Sunday, May 08, 2005

Shock to thought



One of Deleuze’s 'insights', I read, is that thought does not have its origins within itself. It is incited, set in motion, by some traumatic x, some rebuff from the Real which troubles or unseats the settled forms of the Symbolic, some movement which reverberates through thinking without being directly present therein.

That both artistic and conceptual creation issue from a ‘shock’ is a familiar notion, as Deleuze is aware. He mentions Artuad’s essays on the cinema as a “matter of neuro-physiological vibrations, and the image must produce a shock, a nerve-wave which gives rise to thought". & Eisenstein:

“Eisenstein’s argument: if it is true that thought depends on a shock which gives birth to it.” &
What Blanchot diagnoses everywhere in literature is particularly clear in cinema: on the one hand, the presence of an unthinkable in thought, which would be both its source and its barrier .
And the motif is repeated in the essay on Francis Bacon. Bacon conceives his own ‘position’ in painting as being little more than the self-consciousness of accident and chance. Accident and chance are here the very ‘outside’ of thought itself, now simply channelled, developed.

The painter makes himself the instrument of the Real. (i.e.., where the real is that which cannot be accommodated by our symbolic organisation – nor by our strategies of imaginary closure.) The Outside, the meaningless and contingent, is allowed access the canvas.
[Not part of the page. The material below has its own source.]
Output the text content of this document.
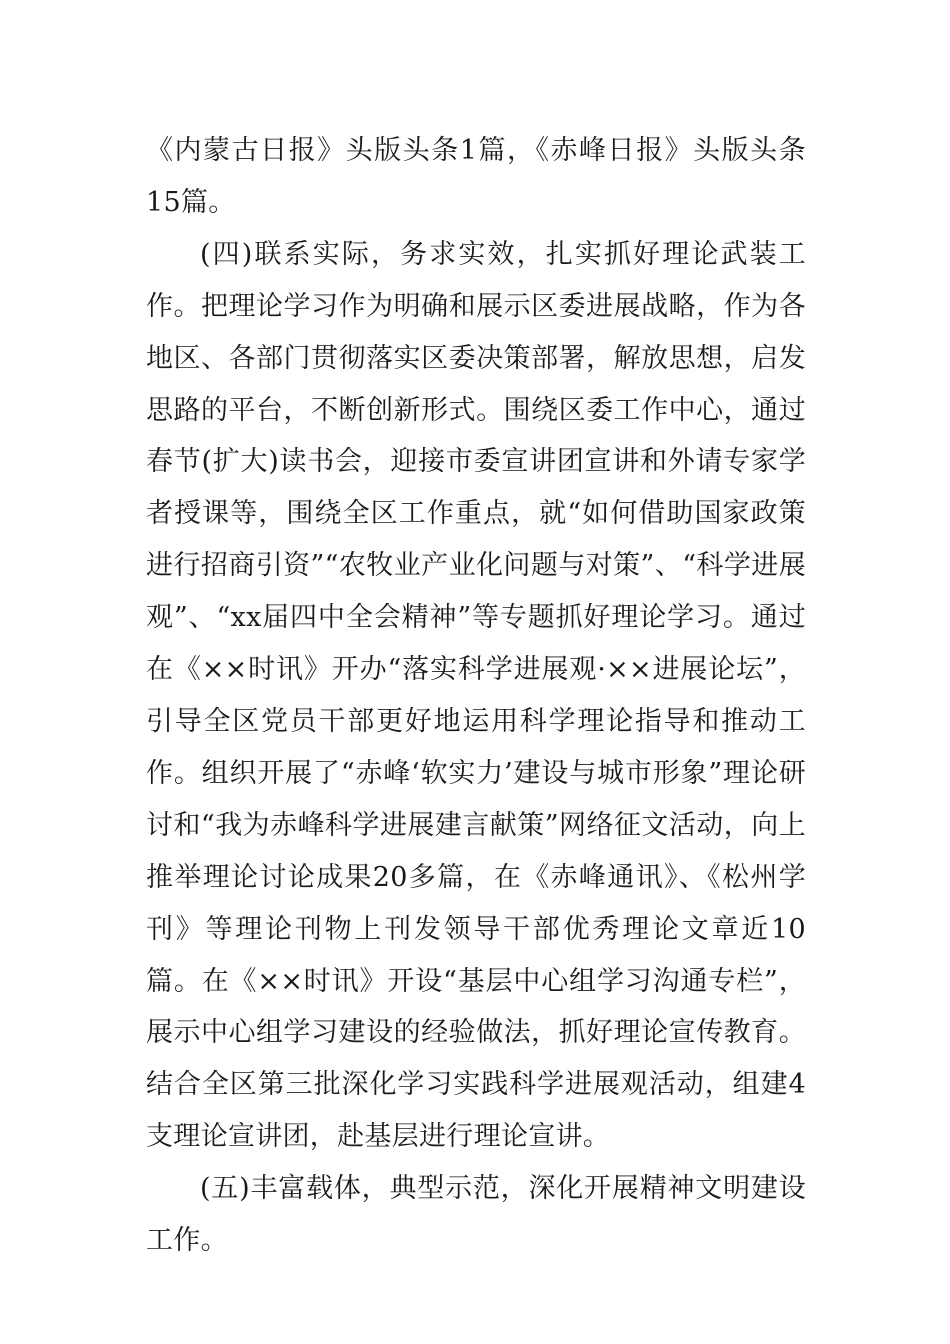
《内蒙古日报》头版头条1篇，《赤峰日报》头版头条15篇。

(四)联系实际，务求实效，扎实抓好理论武装工作。把理论学习作为明确和展示区委进展战略，作为各地区、各部门贯彻落实区委决策部署，解放思想，启发思路的平台，不断创新形式。围绕区委工作中心，通过春节(扩大)读书会，迎接市委宣讲团宣讲和外请专家学者授课等，围绕全区工作重点，就“如何借助国家政策进行招商引资”“农牧业产业化问题与对策”、“科学进展观”、“xx届四中全会精神”等专题抓好理论学习。通过在《××时讯》开办“落实科学进展观·××进展论坛”，引导全区党员干部更好地运用科学理论指导和推动工作。组织开展了“赤峰‘软实力’建设与城市形象”理论研讨和“我为赤峰科学进展建言献策”网络征文活动，向上推举理论讨论成果20多篇，在《赤峰通讯》、《松州学刊》等理论刊物上刊发领导干部优秀理论文章近10篇。在《××时讯》开设“基层中心组学习沟通专栏”，展示中心组学习建设的经验做法，抓好理论宣传教育。结合全区第三批深化学习实践科学进展观活动，组建4支理论宣讲团，赴基层进行理论宣讲。

(五)丰富载体，典型示范，深化开展精神文明建设工作。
The blank canvas, says Deluze, is pre-occupied with clichés, a delimited range of Possibles inherited from the history of painting but also from the contemporary world. The incursion of chance, like a random bullet, ‘takes out’ some of these pre-existing clichés and opens up a true space for the creative act. Creation is thus dependent on some meaningless intrusion, some inert pre-symbolic detail.

The tension of opposites here: on the one hand, fixed and reified symbolic forms; on the other, a violent meaningless incursion, is also recurrent in Deleuze, no? EG:

The modern Ulysses whose perceptions are clichés and whose affections are labels, in a world of communication that has become marketing and from whom not even Cezanne or Van Gogh can escape. (What is Philosophy?, 149).
Nothing but clichés, clichés everywhere… They are these floating images, these anonymous clichés, which circulate in the external world, but which also penetrate each one of us and constitute his internal world, so that everyone possesses only psychic clichés by which he thinks and feels, is thought and is felt, being himself a cliché among others in the world which surrounds him. Physical, optical and auditory clichés and psychic clichés mutually feed on each other.

[…] In Taxi Driver Scorsese makes a catalogue of all the psychic clichés which bustle around in the driver’s head, but at the same time of the optical and sound clichés of the neon-city that he sees filing past along the streets: he himself, after his slaughter, will be the national hero of a day, attaining the state of cliché, without the event being his for all that.

But is not the ‘shock to thought’ a definitively modern idea, and one in need of further historicisation. I think there is much evidence for this, although not of course evidence that could be productively cited and explored in the pages of a weblog.

The image of the modern city in Deleuze’s example’s, above, suggest something of this. In a world thoroughly ‘humanised’, managed and pre-packaged as never before, where symbolic forms - speech and images – seem to circulate anonymously, and are inscribed in every artificial structure and surface of our metropolitan Second Nature, there is at the same time the craving and need for the pre- or non- symbolic, and for that which the Imaginary lures around us cannot begin to imagine.

This, the familiar modernist trope: Cliché, doxa and other symbolic norms on the one hand; on the other, the groping anticipation of the void, the ‘rush’ of the unprecedented, an opening in the tired fabric. And when the fabric is rent, what ‘appears’ can be the pulsions of the body, time in its pure state, or just some vertiginous absence. But one thing is always made clear; such opening can not come from within thought or imagination. Even if thought and imagination have some vague intimation of a limit, the limit can only be made known, or revised, from ‘outer space.’

In the end, then, a familiar interpretative paradox: if the (modern) notion ‘that thought does not have its origins within itself but is prompted by some exteriority’ is true, then this very notion needs to be analysed in terms of the exteriority which prompted it.

And whereas this ‘self-undoing’ quality can be dismissed by the analytically minded as a sign that we have approached the non-sensical and self-refuting, it is perhaps also an indication that we have hit on something so fundamental that it bends language into paralodox.